I am changing with the times and LIFEPO4 and LTO are the best as well as safest. It is why I spent $800 on batteries.

When my wife finds out I am defiantly in the dog house. :lol: :lol:



Thanks.

LC. out.
 
I demonstrated 33.6 12A charging (12s) ...

If that is too complex, here is (24s) 67.2V 10A for $51.43
24s x 2.8V = 67.2V
 
67.2V x 18Ah = 1209wh (12¢ fillup @10¢/kwh)
1209wh ÷ 110VAC = 11A
110VAC 12A minimum for 1 hour charge (with high efficiency charger)
20A 110VAC outlet max capable of 36 minute charge (67.2V 25A charger = potential maximum as only item on good clean circuit)
20A 220VAC for 18 minute charge (67.2V 50A charger = theoretical maximum)

note - not factored is the current drop as battery approaches "full"= longer to "top off" battery.
 
.
...
NO!!! ... you do not run different battery technologies in series!

Although it is funny, and appropriate, in a certain twisted way ...

"What is the difference between defiantly and definitely?

Definitely and defiantly are both adverbs, but trust us: the similarities end there. You use definitely when you want to describe something clearly, unequivocally, or without a doubt. You use defiantly to describe something or someone that's challenging or brazenly resistant to something."
 
I only have one controller that can run 60V.

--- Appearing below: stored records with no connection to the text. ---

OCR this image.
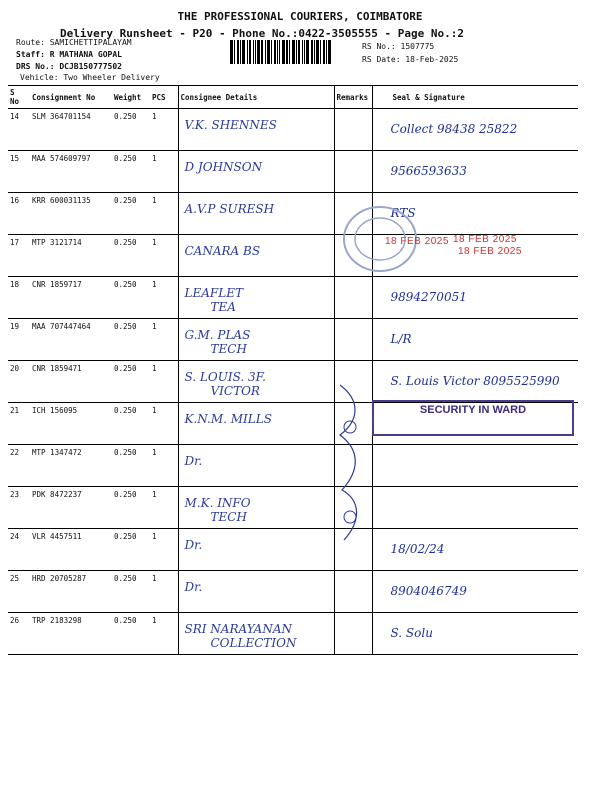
THE PROFESSIONAL COURIERS, COIMBATORE
Delivery Runsheet - P20 - Phone No.:0422-3505555 - Page No.:2
Route: SAMICHETTIPALAYAM
Staff: R MATHANA GOPAL
DRS No.: DCJB150777502
Vehicle: Two Wheeler Delivery
RS No.: 1507775
RS Date: 18-Feb-2025
S No	Consignment No	Weight	PCS	Consignee Details	Remarks	Seal & Signature
14	SLM 364701154	0.250	1	V.K. SHENNES		Collect 98438 25822

15	MAA 574609797	0.250	1	D JOHNSON		9566593633

16	KRR 600031135	0.250	1	A.V.P SURESH		RTS

17	MTP 3121714	0.250	1	CANARA BS		

18	CNR 1859717	0.250	1	LEAFLET
TEA		9894270051

19	MAA 707447464	0.250	1	G.M. PLAS
TECH		L/R

20	CNR 1859471	0.250	1	S. LOUIS. 3F.
VICTOR		S. Louis Victor 8095525990

21	ICH 156095	0.250	1	K.N.M. MILLS		

22	MTP 1347472	0.250	1	Dr.		

23	PDK 8472237	0.250	1	M.K. INFO
TECH		

24	VLR 4457511	0.250	1	Dr.		18/02/24

25	HRD 20705287	0.250	1	Dr.		8904046749

26	TRP 2183298	0.250	1	SRI NARAYANAN
COLLECTION		S. Solu
18 FEB 2025 18 FEB 2025
18 FEB 2025
SECURITY IN WARD
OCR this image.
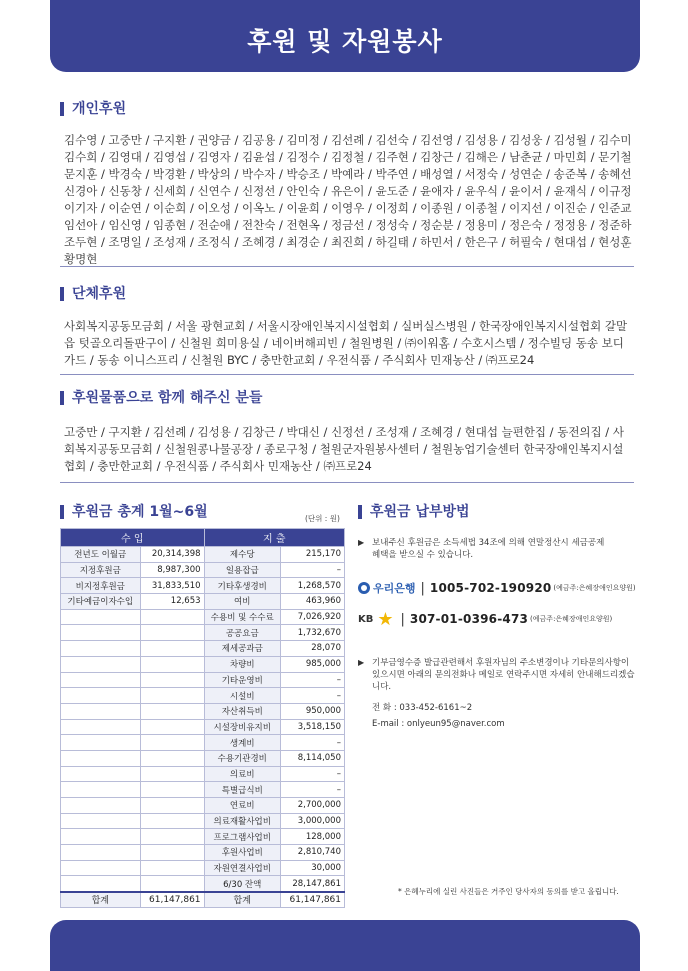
후원 및 자원봉사
개인후원
김수영 / 고중만 / 구지환 / 권양금 / 김공용 / 김미정 / 김선례 / 김선숙 / 김선영 / 김성용 / 김성웅 / 김성월 / 김수미 김수희 / 김영대 / 김영섭 / 김영자 / 김윤섭 / 김정수 / 김정철 / 김주현 / 김창근 / 김해은 / 남춘균 / 마민희 / 문기철 문지훈 / 박경숙 / 박경환 / 박상의 / 박수자 / 박승조 / 박예라 / 박주연 / 배성열 / 서정숙 / 성연순 / 송준복 / 송혜선 신경아 / 신동창 / 신세희 / 신연수 / 신정선 / 안인숙 / 유은이 / 윤도준 / 윤애자 / 윤우식 / 윤이서 / 윤재식 / 이규정 이기자 / 이순연 / 이순희 / 이오성 / 이옥노 / 이윤희 / 이영우 / 이정희 / 이종원 / 이종철 / 이지선 / 이진순 / 인준교 임선아 / 임신영 / 임종현 / 전순애 / 전찬숙 / 전현옥 / 정금선 / 정성숙 / 정순분 / 정용미 / 정은숙 / 정정용 / 정준하 조두현 / 조명일 / 조성재 / 조정식 / 조혜경 / 최경순 / 최진희 / 하길태 / 하민서 / 한은구 / 허필숙 / 현대섭 / 현성훈 황명현
단체후원
사회복지공동모금회 / 서울 광현교회 / 서울시장애인복지시설협회 / 실버실스병원 / 한국장애인복지시설협회 갈말읍 텃골오리돌판구이 / 신철원 희미용실 / 네이버해피빈 / 철원병원 / ㈜이워홈 / 수호시스템 / 정수빌딩 동송 보디가드 / 동송 이니스프리 / 신철원 BYC / 충만한교회 / 우전식품 / 주식회사 민재농산 / ㈜프로24
후원물품으로 함께 해주신 분들
고중만 / 구지환 / 김선례 / 김성용 / 김창근 / 박대신 / 신정선 / 조성재 / 조혜경 / 현대섭 늘편한집 / 동전의집 / 사회복지공동모금회 / 신철원콩나물공장 / 종로구청 / 철원군자원봉사센터 / 철원농업기술센터 한국장애인복지시설협회 / 충만한교회 / 우전식품 / 주식회사 민재농산 / ㈜프로24
후원금 총계 1월~6월	(단위 : 원)
수 입		지 출	
전년도 이월금	20,314,398	제수당	215,170
지정후원금	8,987,300	일용잡급	–
비지정후원금	31,833,510	기타후생경비	1,268,570
기타예금이자수입	12,653	여비	463,960
		수용비 및 수수료	7,026,920
		공공요금	1,732,670
		제세공과금	28,070
		차량비	985,000
		기타운영비	–
		시설비	–
		자산취득비	950,000
		시설장비유지비	3,518,150
		생계비	–
		수용기관경비	8,114,050
		의료비	–
		특별급식비	–
		연료비	2,700,000
		의료재활사업비	3,000,000
		프로그램사업비	128,000
		후원사업비	2,810,740
		자원연결사업비	30,000
		6/30 잔액	28,147,861
합계	61,147,861	합계	61,147,861
후원금 납부방법
▶ 보내주신 후원금은 소득세법 34조에 의해 연말정산시 세금공제
혜택을 받으실 수 있습니다.
우리은행 | 1005-702-190920 (예금주:은혜장애인요양원)
KB ★ | 307-01-0396-473 (예금주:은혜장애인요양원)
▶ 기부금영수증 발급관련해서 후원자님의 주소변경이나 기타문의사항이
있으시면 아래의 문의전화나 메일로 연락주시면 자세히 안내해드리겠습
니다.
전 화 : 033-452-6161~2
E-mail : onlyeun95@naver.com
* 은혜누리에 실린 사진들은 거주인 당사자의 동의를 받고 올립니다.
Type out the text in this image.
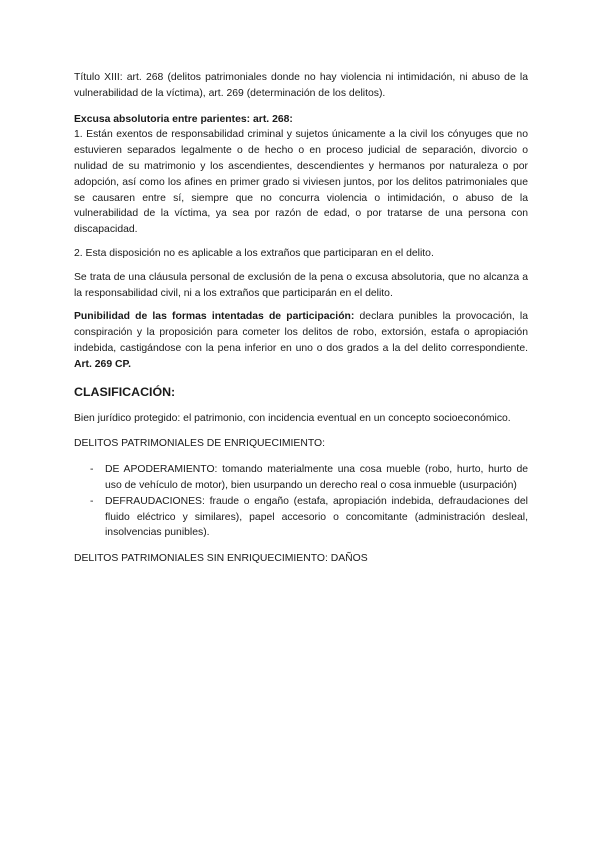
Título XIII: art. 268 (delitos patrimoniales donde no hay violencia ni intimidación, ni abuso de la vulnerabilidad de la víctima), art. 269 (determinación de los delitos).

Excusa absolutoria entre parientes: art. 268:

1. Están exentos de responsabilidad criminal y sujetos únicamente a la civil los cónyuges que no estuvieren separados legalmente o de hecho o en proceso judicial de separación, divorcio o nulidad de su matrimonio y los ascendientes, descendientes y hermanos por naturaleza o por adopción, así como los afines en primer grado si viviesen juntos, por los delitos patrimoniales que se causaren entre sí, siempre que no concurra violencia o intimidación, o abuso de la vulnerabilidad de la víctima, ya sea por razón de edad, o por tratarse de una persona con discapacidad.

2. Esta disposición no es aplicable a los extraños que participaran en el delito.

Se trata de una cláusula personal de exclusión de la pena o excusa absolutoria, que no alcanza a la responsabilidad civil, ni a los extraños que participarán en el delito.

Punibilidad de las formas intentadas de participación: declara punibles la provocación, la conspiración y la proposición para cometer los delitos de robo, extorsión, estafa o apropiación indebida, castigándose con la pena inferior en uno o dos grados a la del delito correspondiente. Art. 269 CP.

CLASIFICACIÓN:

Bien jurídico protegido: el patrimonio, con incidencia eventual en un concepto socioeconómico.

DELITOS PATRIMONIALES DE ENRIQUECIMIENTO:

- DE APODERAMIENTO: tomando materialmente una cosa mueble (robo, hurto, hurto de uso de vehículo de motor), bien usurpando un derecho real o cosa inmueble (usurpación)
- DEFRAUDACIONES: fraude o engaño (estafa, apropiación indebida, defraudaciones del fluido eléctrico y similares), papel accesorio o concomitante (administración desleal, insolvencias punibles).

DELITOS PATRIMONIALES SIN ENRIQUECIMIENTO: DAÑOS
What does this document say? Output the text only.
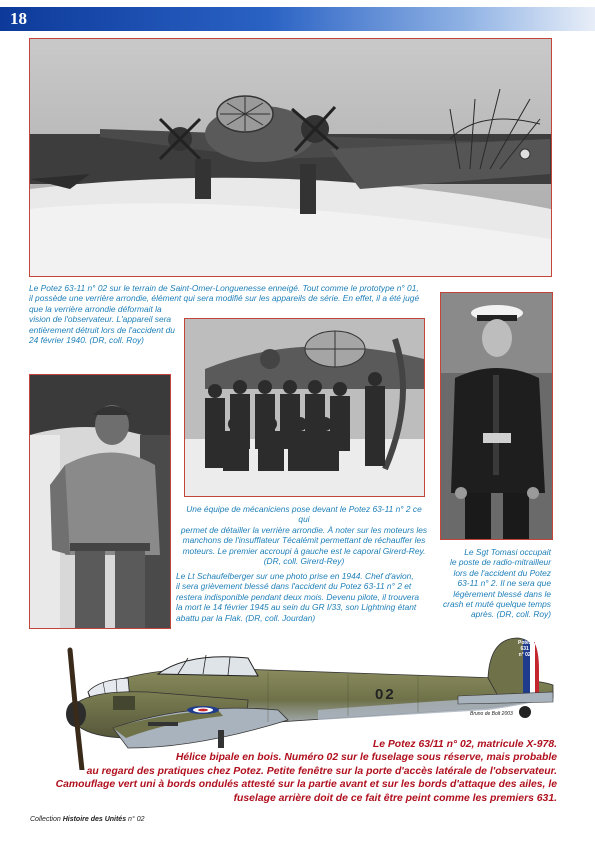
18
Le Potez 63-11 n° 02 sur le terrain de Saint-Omer-Longuenesse enneigé. Tout comme le prototype n° 01,
il possède une verrière arrondie, élément qui sera modifié sur les appareils de série. En effet, il a été jugé
que la verrière arrondie déformait la
vision de l'observateur. L'appareil sera
entièrement détruit lors de l'accident du
24 février 1940. (DR, coll. Roy)
Une équipe de mécaniciens pose devant le Potez 63-11 n° 2 ce qui
permet de détailler la verrière arrondie. À noter sur les moteurs les
manchons de l'insufflateur Técalémit permettant de réchauffer les
moteurs. Le premier accroupi à gauche est le caporal Girerd-Rey.
(DR, coll. Girerd-Rey)
Le Lt Schaufelberger sur une photo prise en 1944. Chef d'avion,
il sera grièvement blessé dans l'accident du Potez 63-11 n° 2 et
restera indisponible pendant deux mois. Devenu pilote, il trouvera
la mort le 14 février 1945 au sein du GR I/33, son Lightning étant
abattu par la Flak. (DR, coll. Jourdan)
Le Sgt Tomasi occupait
le poste de radio-mitrailleur
lors de l'accident du Potez
63-11 n° 2. Il ne sera que
légèrement blessé dans le
crash et muté quelque temps
après. (DR, coll. Roy)
02
Potez
631
n° 02
Bruno de Bolt 2003
Le Potez 63/11 n° 02, matricule X-978.
Hélice bipale en bois. Numéro 02 sur le fuselage sous réserve, mais probable
au regard des pratiques chez Potez. Petite fenêtre sur la porte d'accès latérale de l'observateur.
Camouflage vert uni à bords ondulés attesté sur la partie avant et sur les bords d'attaque des ailes, le
fuselage arrière doit de ce fait être peint comme les premiers 631.
Collection Histoire des Unités n° 02
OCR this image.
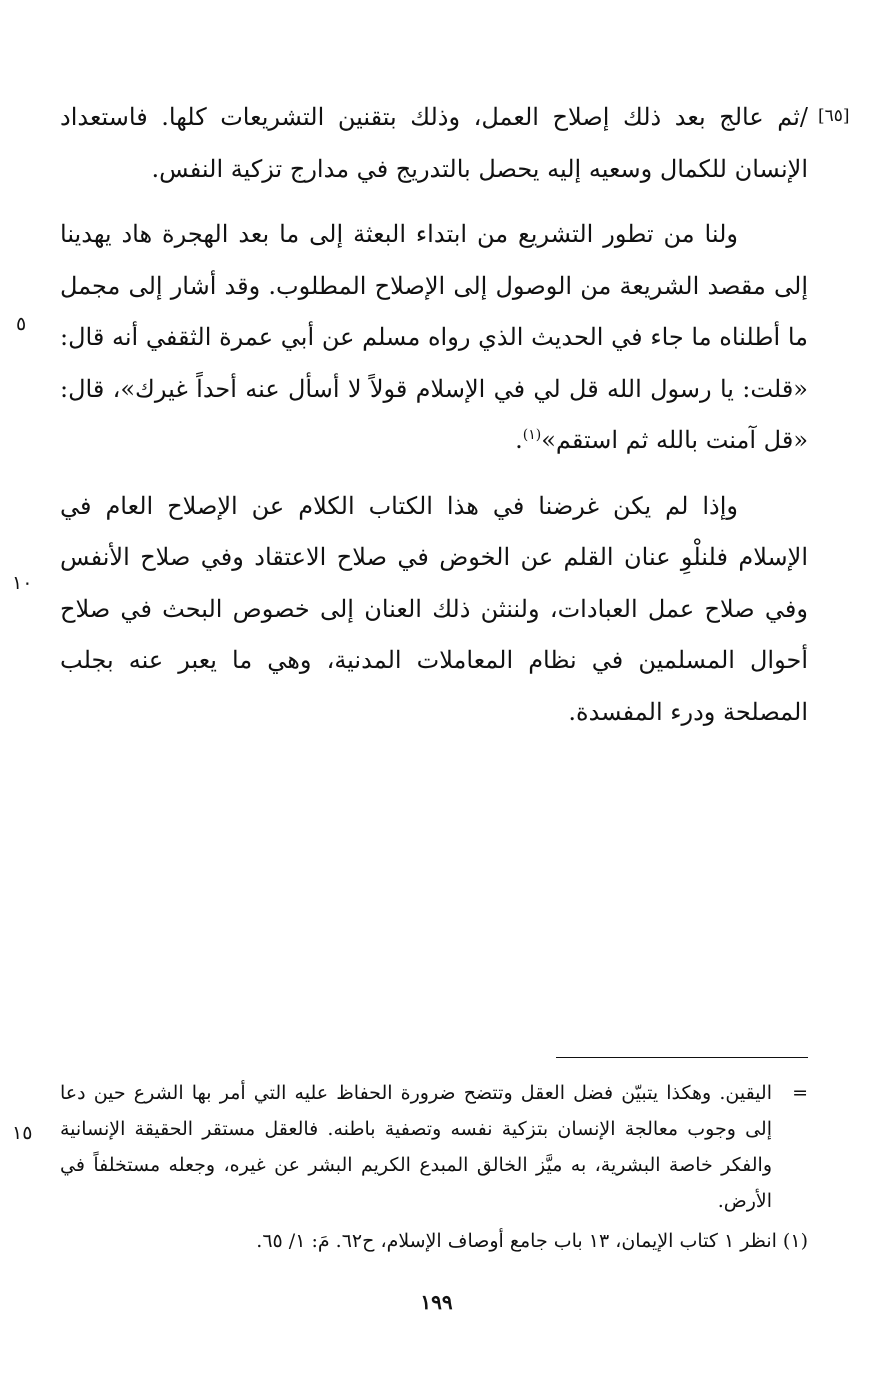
[٦٥]
٥
١٠
١٥

/ثم عالج بعد ذلك إصلاح العمل، وذلك بتقنين التشريعات كلها. فاستعداد الإنسان للكمال وسعيه إليه يحصل بالتدريج في مدارج تزكية النفس.

ولنا من تطور التشريع من ابتداء البعثة إلى ما بعد الهجرة هاد يهدينا إلى مقصد الشريعة من الوصول إلى الإصلاح المطلوب. وقد أشار إلى مجمل ما أطلناه ما جاء في الحديث الذي رواه مسلم عن أبي عمرة الثقفي أنه قال: «قلت: يا رسول الله قل لي في الإسلام قولاً لا أسأل عنه أحداً غيرك»، قال: «قل آمنت بالله ثم استقم»$^{(١)}$.

وإذا لم يكن غرضنا في هذا الكتاب الكلام عن الإصلاح العام في الإسلام فلنلْوِ عنان القلم عن الخوض في صلاح الاعتقاد وفي صلاح الأنفس وفي صلاح عمل العبادات، ولننثن ذلك العنان إلى خصوص البحث في صلاح أحوال المسلمين في نظام المعاملات المدنية، وهي ما يعبر عنه بجلب المصلحة ودرء المفسدة.

=
اليقين. وهكذا يتبيّن فضل العقل وتتضح ضرورة الحفاظ عليه التي أمر بها الشرع حين دعا إلى وجوب معالجة الإنسان بتزكية نفسه وتصفية باطنه. فالعقل مستقر الحقيقة الإنسانية والفكر خاصة البشرية، به ميَّز الخالق المبدع الكريم البشر عن غيره، وجعله مستخلفاً في الأرض.

(١) انظر ١ كتاب الإيمان، ١٣ باب جامع أوصاف الإسلام، ح٦٢. مَ: ١/ ٦٥.

١٩٩
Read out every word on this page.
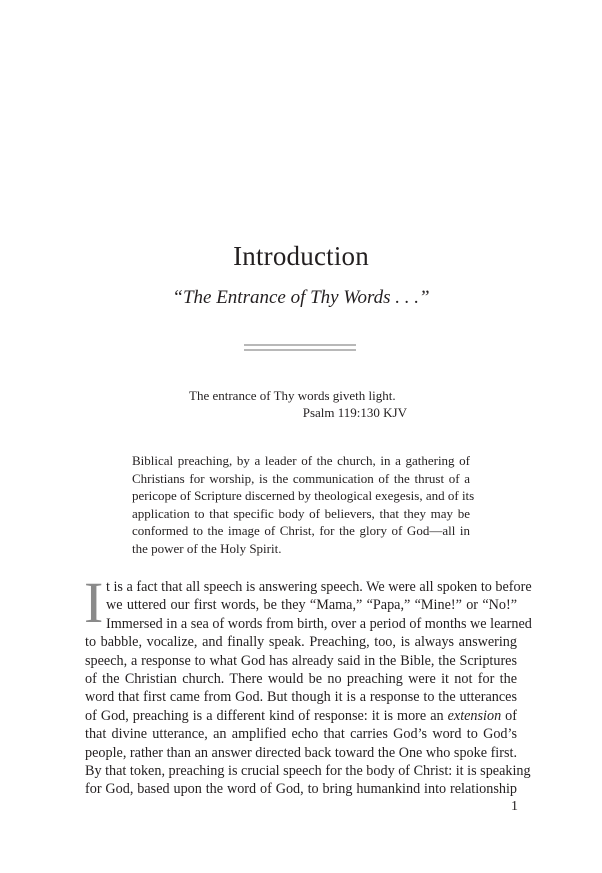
Introduction
“The Entrance of Thy Words . . .”
The entrance of Thy words giveth light.
Psalm 119:130 KJV
Biblical preaching, by a leader of the church, in a gathering of
Christians for worship, is the communication of the thrust of a
pericope of Scripture discerned by theological exegesis, and of its
application to that specific body of believers, that they may be
conformed to the image of Christ, for the glory of God—all in
the power of the Holy Spirit.
I t is a fact that all speech is answering speech. We were all spoken to before
we uttered our first words, be they “Mama,” “Papa,” “Mine!” or “No!”
Immersed in a sea of words from birth, over a period of months we learned
to babble, vocalize, and finally speak. Preaching, too, is always answering
speech, a response to what God has already said in the Bible, the Scriptures
of the Christian church. There would be no preaching were it not for the
word that first came from God. But though it is a response to the utterances
of God, preaching is a different kind of response: it is more an extension of
that divine utterance, an amplified echo that carries God’s word to God’s
people, rather than an answer directed back toward the One who spoke first.
By that token, preaching is crucial speech for the body of Christ: it is speaking
for God, based upon the word of God, to bring humankind into relationship
1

Six e bikes but one 60V controller so should run the LTOs at 18S.

However my e bikeling geared hub motors as well as the Bafang motors and the 1,000 watt chain drive on the front of the 26" dual suspension are all limited to 36V.

If I can get two 9S BMSs and one 6S BMS I could run those six in series with 9 for 15S or 42V. I should be able to use any of my 10S Lithium chargers then right ?

So then I will be able to run any of my e bikes as can run at 36V , 48V and 60V.

The only thing is when running at 18S the other six will be full so will need to re charge the 18 before I can run at 15S.

That works both ways as when I run at 15S I will need to charge at 15S before I can run at 18S.

However when I want to run at 60V or 24S I will need that charger you posted to charge them at 67V otherwise I will only be able to charge 18 and the other six I wont be able to charge.

SO I will need three chargers.

Actually if my 42V chargers are good for 15S LTOs then I will need two chargers. The one you posted and one for 18S LTO.

I will go ahead and order the 67V charger then. If 18S LTO = 12S Lithium ion I should look for a 10 amp 12S lithium charger as well then.


Please let me know.

Thanks.

LC. out.
 
Ah yes, the wonders of the english language. Though I did mess up that sentence. And that last one too. Definitely so. :wink: Not Defiantly so :lol:

Definitely and defiantly are both adverbs, but trust us: the similarities end there. You use definitely when you want to describe something clearly, unequivocally, or without a doubt. You use defiantly to describe something or someone that's challenging or brazenly resistant to something."